No survival, QoL advantage with WBRT in metastasized NSCLC
medwireNews: Phase III trial findings suggest that whole-brain radiotherapy (WBRT) can be omitted for most non-small-cell lung cancer (NSCLC) patients with brain metastases without adversely affecting either overall survival or quality of life (QoL).
The Quality of Life after Treatment for Brain Metastases (QUARTZ) trial included 538 patients not eligible for resection or stereotactic radiation who were randomly assigned to receive best supportive care (BSC), including dexamethasone, either with or without 20 Gy WBRT administered in five daily fractions.
As the primary outcome measure, researcher Ruth Langley (University College London, UK) and team chose quality-adjusted life–years (QALYs), which combines overall survival and QoL, as assessed by the weekly completion of the patient-reported EuroQol EQ-5D 3L questionnaire.
The average QALY was 46.4 days for WBRT-treated participants and 41.7 days for those who did not receive WBRT, equating to a difference of 4.7 days, which was within the noninferiority margin of 7 days.
Taken separately, overall survival did not differ significantly between treatment arms, at a median of 9.2 weeks for the WBRT group and 8.5 weeks for the BSC group.
And similarly, QoL was also comparable across groups at weeks 4, 8 and 12 post-randomisation, the researchers report in The Lancet.
Furthermore, during the initial 8 weeks after randomisation, a similar proportion of participants in the WBRT and BSC arms underwent a dexamethasone dose reduction, a finding that “challenges the dogma that WBRT can be seen as a potential steroid-sparing modality”, they say.
Patients given WBRT were significantly more likely to experience drowsiness, alopecia, nausea and scalp discomfort at week 4 than BSC-treated participants. But the incidence of serious adverse events was similar across arms.
The QUARTZ investigators conclude: “The combined evidence suggests that WBRT offers no substantial benefit to most patients with brain metastases from NSCLC in terms of improved survival, overall quality of life, or reduction in steroid use.”
However, subgroup analysis showed a significant association between treatment group and age, such that younger patients, especially those aged less than 60 years, derived an overall survival benefit with WBRT. And there were trends for improved survival in patients with a Karnofsky performance status (KPS) of 70 or higher and those with controlled primary NSCLC.

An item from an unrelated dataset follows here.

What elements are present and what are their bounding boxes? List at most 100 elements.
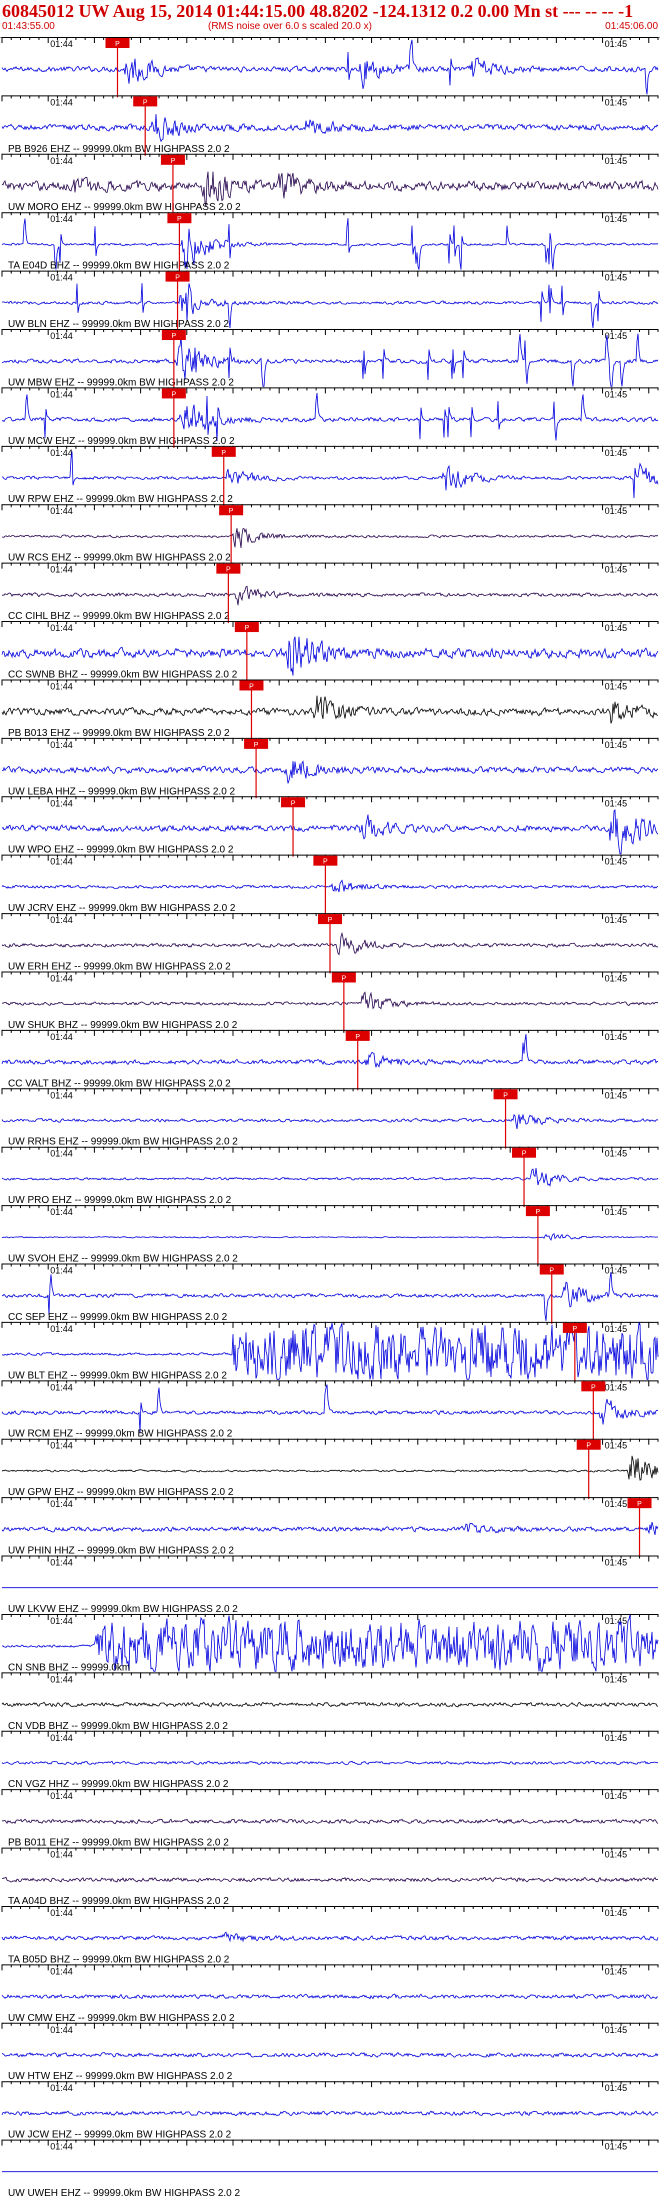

Commentator Cécile Le Pechoux (Gustave Roussy Cancer Campus, Villejuif, France) and co-authors note that the “results of this trial emphasise the robustness of prognostic factors such as age and KPS”, adding that “[i]t now seems clear that an elderly patient, with a KPS of less than 70 and uncontrolled primary, should not have WBRT.”
However, they continue: “[W]e believe that optimised WBRT, given at the right time to appropriate patients, could lead to more individualised strategies. Both systemic and local treatments of brain metastases need to be discussed with patients, taking into account the results of this trial, classic prognostic factors, and the molecular status.”